It was Valentine’s Day 2007, but JetBlue was not feeling the love.
A nasty swirl of ice and snow pummeled the Northeast, forcing the airline to cancel more than 1,000 flights. On the runways of John F. Kennedy International Airport, hundreds of JetBlue passengers sat trapped on paralyzed planes, some for 10 hours.
“We know we failed,” JetBlue founder and CEO David Neeleman said after the storm. He apologized profusely and repeatedly. Months later, he was out of a job.
For the quirky, upstart airline that prided itself on its seat-back TVs and blue potato chips, the storm “was their bath of fire to join the real world,” said Michael Boyd, president of the Boyd Group aviation consulting firm.
Growing up meant new executives to overhaul operations, a customer bill of rights and a realization that canceling flights is bad but stranding travelers on tarmacs is worse.
“When Mother Nature is going to win, let her win,” current Chief Executive Dave Barger told shareholders last month.
Now with jet fuel prices skyrocketing and the airline industry in crisis, new challenges loom. To endure, JetBlue has a not-so-secret weapon.
Even after the wintry disaster, the J.D. Power and Associates 2007 airline satisfaction survey ranked JetBlue No. 1 by far for the third year in a row.
“The only reason they’ve survived the way they have is because people like them,” Boyd said.
“They don’t really have passengers so much as they have groupies that follow them around.
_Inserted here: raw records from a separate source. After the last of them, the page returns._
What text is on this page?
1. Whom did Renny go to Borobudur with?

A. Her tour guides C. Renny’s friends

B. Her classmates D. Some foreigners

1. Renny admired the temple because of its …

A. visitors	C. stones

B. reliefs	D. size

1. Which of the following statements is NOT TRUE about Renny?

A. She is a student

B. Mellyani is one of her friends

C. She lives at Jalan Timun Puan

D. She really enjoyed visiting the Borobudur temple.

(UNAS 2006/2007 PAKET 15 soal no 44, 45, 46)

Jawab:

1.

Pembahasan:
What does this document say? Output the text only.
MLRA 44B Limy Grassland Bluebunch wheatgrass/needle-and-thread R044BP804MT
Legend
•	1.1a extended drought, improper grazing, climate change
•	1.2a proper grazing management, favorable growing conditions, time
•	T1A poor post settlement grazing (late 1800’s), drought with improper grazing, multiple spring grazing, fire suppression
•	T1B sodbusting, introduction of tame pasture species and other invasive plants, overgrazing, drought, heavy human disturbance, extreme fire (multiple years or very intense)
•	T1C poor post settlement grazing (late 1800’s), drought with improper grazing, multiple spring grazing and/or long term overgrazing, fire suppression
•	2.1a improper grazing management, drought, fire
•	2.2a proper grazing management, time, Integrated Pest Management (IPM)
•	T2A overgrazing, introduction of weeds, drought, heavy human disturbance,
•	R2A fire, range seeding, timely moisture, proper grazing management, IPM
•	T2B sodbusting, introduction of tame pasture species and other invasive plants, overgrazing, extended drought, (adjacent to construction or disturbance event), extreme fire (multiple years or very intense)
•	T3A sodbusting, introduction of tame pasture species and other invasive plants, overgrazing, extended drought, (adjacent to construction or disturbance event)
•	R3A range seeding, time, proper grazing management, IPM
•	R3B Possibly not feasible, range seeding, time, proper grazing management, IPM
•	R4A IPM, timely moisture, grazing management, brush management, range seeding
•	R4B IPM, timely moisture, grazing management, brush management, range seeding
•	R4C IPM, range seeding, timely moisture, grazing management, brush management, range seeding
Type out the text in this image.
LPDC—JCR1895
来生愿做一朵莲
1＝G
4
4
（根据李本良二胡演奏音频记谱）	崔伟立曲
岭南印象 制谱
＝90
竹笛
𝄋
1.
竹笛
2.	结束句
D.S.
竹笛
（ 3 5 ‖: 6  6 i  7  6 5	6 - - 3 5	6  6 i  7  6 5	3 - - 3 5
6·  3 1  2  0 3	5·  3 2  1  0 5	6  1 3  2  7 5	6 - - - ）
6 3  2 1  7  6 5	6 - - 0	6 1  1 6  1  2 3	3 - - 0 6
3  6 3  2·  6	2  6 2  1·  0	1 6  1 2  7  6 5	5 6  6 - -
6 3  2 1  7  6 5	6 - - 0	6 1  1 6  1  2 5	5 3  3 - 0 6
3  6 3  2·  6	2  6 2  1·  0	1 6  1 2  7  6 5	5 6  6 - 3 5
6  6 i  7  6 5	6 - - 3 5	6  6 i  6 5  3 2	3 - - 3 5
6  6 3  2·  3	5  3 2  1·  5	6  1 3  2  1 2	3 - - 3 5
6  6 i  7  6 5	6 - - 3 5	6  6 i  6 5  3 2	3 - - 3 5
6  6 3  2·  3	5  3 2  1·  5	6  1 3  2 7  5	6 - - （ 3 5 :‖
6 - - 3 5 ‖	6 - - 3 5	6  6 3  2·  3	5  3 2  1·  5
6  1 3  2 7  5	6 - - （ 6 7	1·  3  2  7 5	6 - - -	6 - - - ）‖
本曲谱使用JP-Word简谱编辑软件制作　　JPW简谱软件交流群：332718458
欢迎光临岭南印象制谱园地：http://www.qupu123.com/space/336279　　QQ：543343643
That’s a heck of an achievement.”
JetBlue Airways took to the skies in 2000 with, as Neeleman described, “the promise of bringing humanity back to air travel.” The TVs, leather seats, new planes and low fares stood out.
The airline began with flights between New York and Fort Lauderdale, Fla. Eight years later, it serves 53 cities with 600 daily flights.
Now, in an industry that’s raising fares and slashing flights, JetBlue’s goals are to slow growth, find new revenue and steal customers, Barger said. “We’re not planning on the cost of oil moving down again.”
Citing costs, JetBlue last month pushed the delivery of 21 planes back five years and suspended plans to start service at Los Angeles International Airport.
The airline also has joined the new fee frenzy, charging for a second checked bag and offering more legroom for those willing to pay up to $20 extra.
So far, the changes haven’t tarnished JetBlue’s reputation, said David Stempler, president of the Air Travelers Association. He said his group receives many complaints about older airlines but fewer about JetBlue.
“I don’t think some of the things they’ve done have been at the level of irritation of other carriers,” he said.
JetBlue also faces the security restrictions and congestion problems at New York-area airports, which have the nation’s worst records for delays.
Another challenge is that JetBlue has only two aircraft models, seating 100 and 150 passengers, Boyd said. He said that limits the airports JetBlue can serve.
To make money with those planes, “you have to be in a market where there’s a lot of people three or four times a day,” he said. “New York to Florida, yup. But it gets thin once you start to fill up Florida.”
Inexpensive flights to Florida, a JetBlue strength, also could become casualties of a troubled economy as pinched consumers cut vacation travel, Boyd said. But, he said, economic woes would affect JetBlue last because of its loyal customers.
Another fan of Forest Hills, N.Y.-based JetBlue is the German airline Deutsche Lufthansa AG, which in January became JetBlue’s largest shareholder, paying a much-needed $300 million for a 19 percent stake.
Barger said the investment says a lot about “believing what JetBlue is all about.”
JETBLUE AT A GLANCE
> Strategy: Discount airline flying point-to-point routes.
> “Focus cities”: Boston; New York; Fort Lauderdale, Fla.; Orlando; Long Beach, Calif.; Oakland, Calif.; and Washington.
> Size: Eighth-largest passenger carrier in the United States based on revenue passenger miles.
> Destinations: More than 600 daily flights to 53 cities in 19 states, Puerto Rico, Mexico and the Caribbean.
> Aircraft: 107 Airbus A320s (about 150 seats) and 34 Embraer 190s (about 100 seats).
> Passenger revenue miles January-May 2008: 2.2 billion, up 5.6 percent from the same 2007 period.
> Percentage of seat-miles used January-May 2008: 78.7 percent, down from 81.8 percent in the same 2007 period.